The Long Path of Measure Control

ZimUnWorf

When someone comes to our classes with a background in unarmed martial arts, they’ve got a hard road ahead of them. Depending on the length of time they’ve been training, they may have to deal with overcoming a trained reflex that gets them into some trouble.

Japanese or Korean style striking martial arts actually lend themselves well to rapier fencing. The focus on fast linear striking and quick recovery translates very well. New students can often find solid early success in bouting because of this background. Japanese styles that emphasize low stances have even more advantages, because the lunge position is something strongly emphasized.

The problem is that their sense of comfort eventually screws them up. Or rather, their sense of where safety lies screws them up. Having a large body of technique that all takes places at a certain range, there is a subconscious desire to be at that range. The more stress, the more desire.

Students with such a background tend to start in a good guard, and the first few actions are fine. But as the bout continues, as their sense of the first touch coming increases, the desire to close in increases. In haste to land that blow with their sword, they actually start to move the sword back towards themselves. They bend the arm, lower the hand, and raise the tip of the sword.

They do this…actually all fencers can be prone to this regardless of background…because using a tool is unnatural when fighting. We want tooth and claw range. The lizard brain says that the stupid piece of steel is between us an our opponent. We can’t get our teeth on their neck until we get that thing out of the way. The opponent’s steel thing is less concern, it’s just an obstacle to get past. It’s not the frustration that the thing in our hand is. We want it out of the way.

It’s a subtle thing, often. Just small actions and reactions that can tend to look into a bad position. Combined with forward momentum, and suddenly a student has a habit of leading with the body or face instead of the sword. Their speed and aggression can win them the place, but that doesn’t remove the flaw in the style. If you know to look for this flaw, it’s easy to exploit. Throwing multiple feints and disengages to expose an elbow or bicep is just one action that takes advantage of this.

It’s a fatal flaw. The first lesson of swordplay we teach is that the sword doesn’t bleed. We do. Always put the thing that doesn’t bleed between the opponents sharp thing and the thing that bleeds. Steel does the work, because it is designed to, and because we train ourselves to make it so.

We can learn a wealth of technique, but if we can’t move past that instinct to claw and bite, we truly haven’t even begun to master our sword. Until we can trust it to act for us, to figuratively put our life in it’s hands, we are limiting our potential ability with the blade. It’s why knife work and longsword work seems easier or more natural to us than rapier or spear work…and why such arts are more popular. There is less of the animal instinct to overcome. Indeed, the good arts understand that instinct and use it to fine advantage.

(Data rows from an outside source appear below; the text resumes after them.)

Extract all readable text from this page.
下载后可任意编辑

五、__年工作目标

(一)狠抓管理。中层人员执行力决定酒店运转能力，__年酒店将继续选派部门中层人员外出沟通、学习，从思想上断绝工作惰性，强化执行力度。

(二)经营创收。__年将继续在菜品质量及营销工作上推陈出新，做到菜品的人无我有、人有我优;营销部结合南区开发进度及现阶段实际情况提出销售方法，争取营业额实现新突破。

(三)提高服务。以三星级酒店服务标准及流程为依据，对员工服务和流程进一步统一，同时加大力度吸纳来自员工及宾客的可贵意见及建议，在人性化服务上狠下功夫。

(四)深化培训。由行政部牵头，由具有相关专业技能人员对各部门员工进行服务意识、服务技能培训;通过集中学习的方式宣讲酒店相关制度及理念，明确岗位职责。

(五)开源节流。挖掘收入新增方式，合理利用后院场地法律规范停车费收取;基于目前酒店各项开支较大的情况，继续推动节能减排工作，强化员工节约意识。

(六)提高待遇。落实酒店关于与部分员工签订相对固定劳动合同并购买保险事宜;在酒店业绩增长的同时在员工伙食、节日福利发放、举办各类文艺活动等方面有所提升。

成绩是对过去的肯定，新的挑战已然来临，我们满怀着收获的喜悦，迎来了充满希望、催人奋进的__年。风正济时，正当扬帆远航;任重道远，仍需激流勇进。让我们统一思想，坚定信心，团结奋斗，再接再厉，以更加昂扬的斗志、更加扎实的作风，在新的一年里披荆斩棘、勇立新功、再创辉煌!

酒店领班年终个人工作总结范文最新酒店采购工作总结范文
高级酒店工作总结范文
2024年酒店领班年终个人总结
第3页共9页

Mastering the rapier requires mastering that instinct. You can’t beat it or ignore, because striking and grappling are part of swordplay. You must master it, you must have such fine control that you can turn it on and off in mid-sequence. It’s one of the reasons point-oriented weapon work is known for it’s finicky and fussy drill approach, and respected for it’s precision. If you approach such drills with a mind knowledgeable about what you are trying to overcome, they make so much more sense.

Technique means less than mastering the mind. The saying I heard when I was studying Asian arts, is that it takes ten years to become a master of one martial art. In my experience, this is about right. The people that I have trained for a decade are people that understand and have a relationship with their use of the blade. They have different approaches to fighting and training, but that understanding of the need to for control of instinct, and marrying that control to the techniques they employ, it highly developed and unquestioned.

They understand clearly what they are working on and need to improve. It’s one of the reasons you see a strong return to development drilling on basic skills in the most advanced students. They know why they will see the most performance improvement from basic drills.

Measure is sometimes more than just the distance between you and your opponent. Sometimes it’s the distance between you and your own sword.

One Comment

  1. I find Wing Chun translates really well to rapier. Both emphasize linear attacks and diverting an opponents attack at just enough of an angle to be safe rather than using hard blocks to keep it from coming in. I also find myself reverting to WC footwork where the weight is primarily on your back leg so that you can kick with the lead leg without shifting your weight, that works into rapier so that I can yank my lead leg beack to avoid shots at the knee without moving anything else leaving me free to stab them in the head. It does however teach you to be comfortable WAY too close in for rapier.